Lettera-Appello contro l’omertà durante un confronto nella casa salesiana di Torre Annunziata “Vergogniamoci : chi sa deve parlare, non può continuare a fingere ed avere paura”

«Cara Matilde, chissà se stai pensando che il tuo sacrificio è stato vano». Inizia così la lettera che spunta fuori da un laboratorio nella casa salesiana “Mamma Matilde” di Torre Annunziata.

Un centro di accoglienza dove i giovani provano a trovare una via d’uscita alla camorra, una seconda possibilità dopo gli errori commessi. Lo fanno in una struttura nel rione storico, guidati dal parroco anti-clan, don Antonio Carbone.

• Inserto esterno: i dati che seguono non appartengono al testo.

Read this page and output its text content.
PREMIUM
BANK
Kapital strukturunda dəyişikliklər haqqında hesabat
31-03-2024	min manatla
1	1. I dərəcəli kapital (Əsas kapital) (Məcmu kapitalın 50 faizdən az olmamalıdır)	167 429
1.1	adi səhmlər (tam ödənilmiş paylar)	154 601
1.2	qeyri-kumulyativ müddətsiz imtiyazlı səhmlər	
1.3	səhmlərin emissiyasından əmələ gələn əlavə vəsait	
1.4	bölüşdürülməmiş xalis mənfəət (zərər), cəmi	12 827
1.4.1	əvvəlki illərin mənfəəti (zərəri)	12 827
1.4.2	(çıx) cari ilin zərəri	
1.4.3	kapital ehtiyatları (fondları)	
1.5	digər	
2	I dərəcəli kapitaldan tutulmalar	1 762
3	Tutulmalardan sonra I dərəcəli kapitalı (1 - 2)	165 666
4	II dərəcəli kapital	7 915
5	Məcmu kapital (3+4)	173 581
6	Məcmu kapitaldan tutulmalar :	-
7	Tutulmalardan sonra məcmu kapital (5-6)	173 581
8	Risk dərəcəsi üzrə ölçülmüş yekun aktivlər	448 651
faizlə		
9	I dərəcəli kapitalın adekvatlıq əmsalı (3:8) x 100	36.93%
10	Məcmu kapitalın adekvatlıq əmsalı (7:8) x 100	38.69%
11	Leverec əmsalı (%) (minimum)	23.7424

Da diverse settimane i giovani che frequentano la struttura si stanno confrontando su una serie di emergenze. Temi caldi come la camorra, la droga, la violenza sulle donne e anche la violenza sui bambini, la pedofilia. Argomenti trattati con gli educatori che trovano un confronto anche con i genitori. Ed è in uno di questi laboratori che è spuntata la rabbia. Al centro della “lezione” la storia di Matilde Sorrentino, la madre coraggio uccisa nel 2004 sull’uscio di casa. La donna aveva avuto il coraggio di denunciare i pedofili che abusavano di suo figlio. Si era recata in caserma appena scoperto il sistema squallido al quale suo figlio e altri bambini della scuola nel rione Poverelli erano costretti.
Drogati e violentati nel luogo che doveva rappresentare un posto sicuro, la scuola. In questi mesi si sta celebrando il processo che vede imputato Francesco Tamarisco, il narcos dei Nardiello considerato il mandante del massacro. E proprio durante queste udienze sono state ascoltate altre madri che all’inizio si erano schierate con Matilde ma dopo anni invece hanno alzato un muro di omertà dichiarando di non ricordare quello che è successo. A loro un gruppo di genitori, di 13 madri coraggio, hanno voluto lanciare un appello «Cara Matilde tu che hai pagato con la vita l’aver messo – si legge nella lettera – al primo posto l’amore per i figli, cosa che ogni mamma degna di tale appellativo dovrebbe fare. Eppure oggi sembra che il tuo sacrificio sia stato inutile ». E ancora: «Qualche giorno fa abbiamo letto sui giornali che altre mamme non “ricordano” più r accaduto, come se si potessero dimenticare realmente i pianti di un figlio e le violenze da loro subite. Siamo mamme anche noi – continua la lettera – e possiamo affermare di ricordare in maniera indelebile il pianto acuto e disperato di quando i nostri figli sono venuti al mondo, il pianto e il dolore delle loro prime coliche, i pianti dei primi giorni di scuola dove era così dura la separazione, un ennesimo taglio del cordone ombelicale».

L’inchiostro macchia il foglio e continua «Cosa è un figlio? Un figlio è vita, è ossigeno. Un figlio è un pezzo del tuo cuore fuori dal tuo corpo. E allora come si fa a non volere giustizia verso coloro che questo pezzo di cuore l’hanno violentato? Come si fa a non ricordare la tristezza, il dolore, i silenzi di un figlio che ha subito la più ignobile delle violenze?». Urlano la loro rabbia e la loro delusione verso chi preferisce il silenzio alle urla, alle denunce «Siamo indignate, e r indignazione diviene vera e propria rabbia al pensiero che ci saranno orchi che non pagheranno le loro colpe perché a vincere sarà ancora una volta la paura e non l’amore. E allora cara Matilde, perdonaci se come mamme, come cittadini non siamo capaci di urlare giustizia, mentre la magistratura incalza e rischia di restare isolata, con tutta la nostra forza, quella forza che sei stata capace di mostrare al costo della tua vita».